The 72-hour NOEC (highest concentration tested without toxic effects after the test period of 72 hours) was determined to be 100 mg/L (nominal concentration) (mean measured concentration of 60 mg/l).

The 72-hour LOEC (lowest concentration tested with toxic effects after the test period of 72 hours) and the 72-hour EC10 and EC50 values for the growth rate and yield could not be quantified due to the absence of a toxic effect of Dimethyl 2-methyl glutarate at the tested concentrations. Accordinly, these parameters were clearly higher than the nominal concentration of 100 mg/L (mean measured concentration of 60 mg/L).
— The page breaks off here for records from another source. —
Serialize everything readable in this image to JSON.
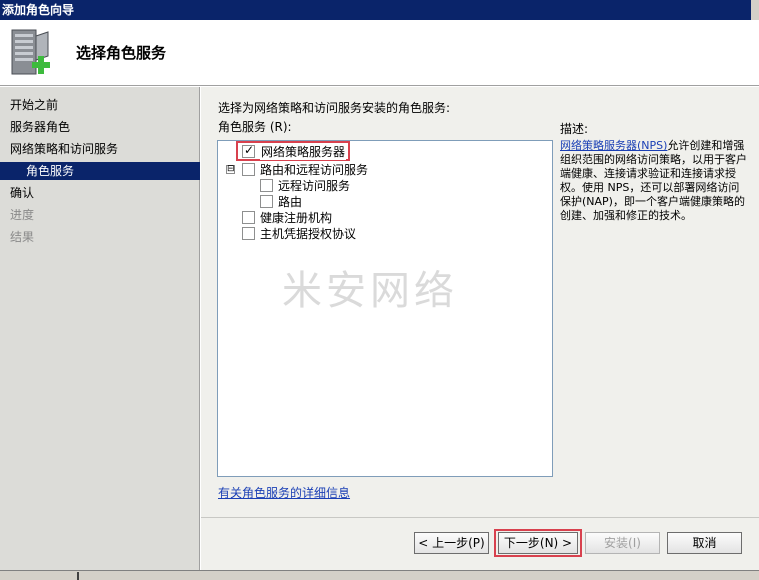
{
  "window": {
    "title": "添加角色向导"
  },
  "header": {
    "title": "选择角色服务",
    "icon": "server-add-icon"
  },
  "nav": {
    "items": [
      {
        "label": "开始之前",
        "state": "normal"
      },
      {
        "label": "服务器角色",
        "state": "normal"
      },
      {
        "label": "网络策略和访问服务",
        "state": "normal"
      },
      {
        "label": "角色服务",
        "state": "selected"
      },
      {
        "label": "确认",
        "state": "normal"
      },
      {
        "label": "进度",
        "state": "disabled"
      },
      {
        "label": "结果",
        "state": "disabled"
      }
    ]
  },
  "main": {
    "prompt": "选择为网络策略和访问服务安装的角色服务:",
    "list_label": "角色服务 (R):",
    "services": [
      {
        "label": "网络策略服务器",
        "checked": true
      },
      {
        "label": "路由和远程访问服务",
        "checked": false,
        "expander": "⊟"
      },
      {
        "label": "远程访问服务",
        "checked": false
      },
      {
        "label": "路由",
        "checked": false
      },
      {
        "label": "健康注册机构",
        "checked": false
      },
      {
        "label": "主机凭据授权协议",
        "checked": false
      }
    ],
    "desc_label": "描述:",
    "desc_link": "网络策略服务器(NPS)",
    "desc_text": "允许创建和增强组织范围的网络访问策略，以用于客户端健康、连接请求验证和连接请求授权。使用 NPS，还可以部署网络访问保护(NAP)，即一个客户端健康策略的创建、加强和修正的技术。",
    "more_link": "有关角色服务的详细信息"
  },
  "buttons": {
    "back": "< 上一步(P)",
    "next": "下一步(N) >",
    "install": "安装(I)",
    "cancel": "取消"
  },
  "watermark": "米安网络",
  "colors": {
    "titlebar": "#0a246a",
    "selected_nav": "#0a246a",
    "highlight": "#d8414e",
    "link": "#1a3fb5"
  }
}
Description of key information

The 72-hour NOEC of dimethyl 2-methyl glutarate to Pseudokirchneriella subcapitata was > = 60 mg/L (measured concentration) based on the growth rate. The 72-hour LOEC, EC10 and EC50 were clearly higher than the mean measured concentration of 60 mg/L. Hence, Dimethyl 2-methyl glutarate is not harmful for the algal species tested.

Key value for chemical safety assessment

EC50 for freshwater algae:

100 mg/L

EC10 or NOEC for freshwater algae:

60 mg/L

Additional information

One experimental study, scored as Klimisch 1, is available (Bätscher R., 2008) and selected as a key study.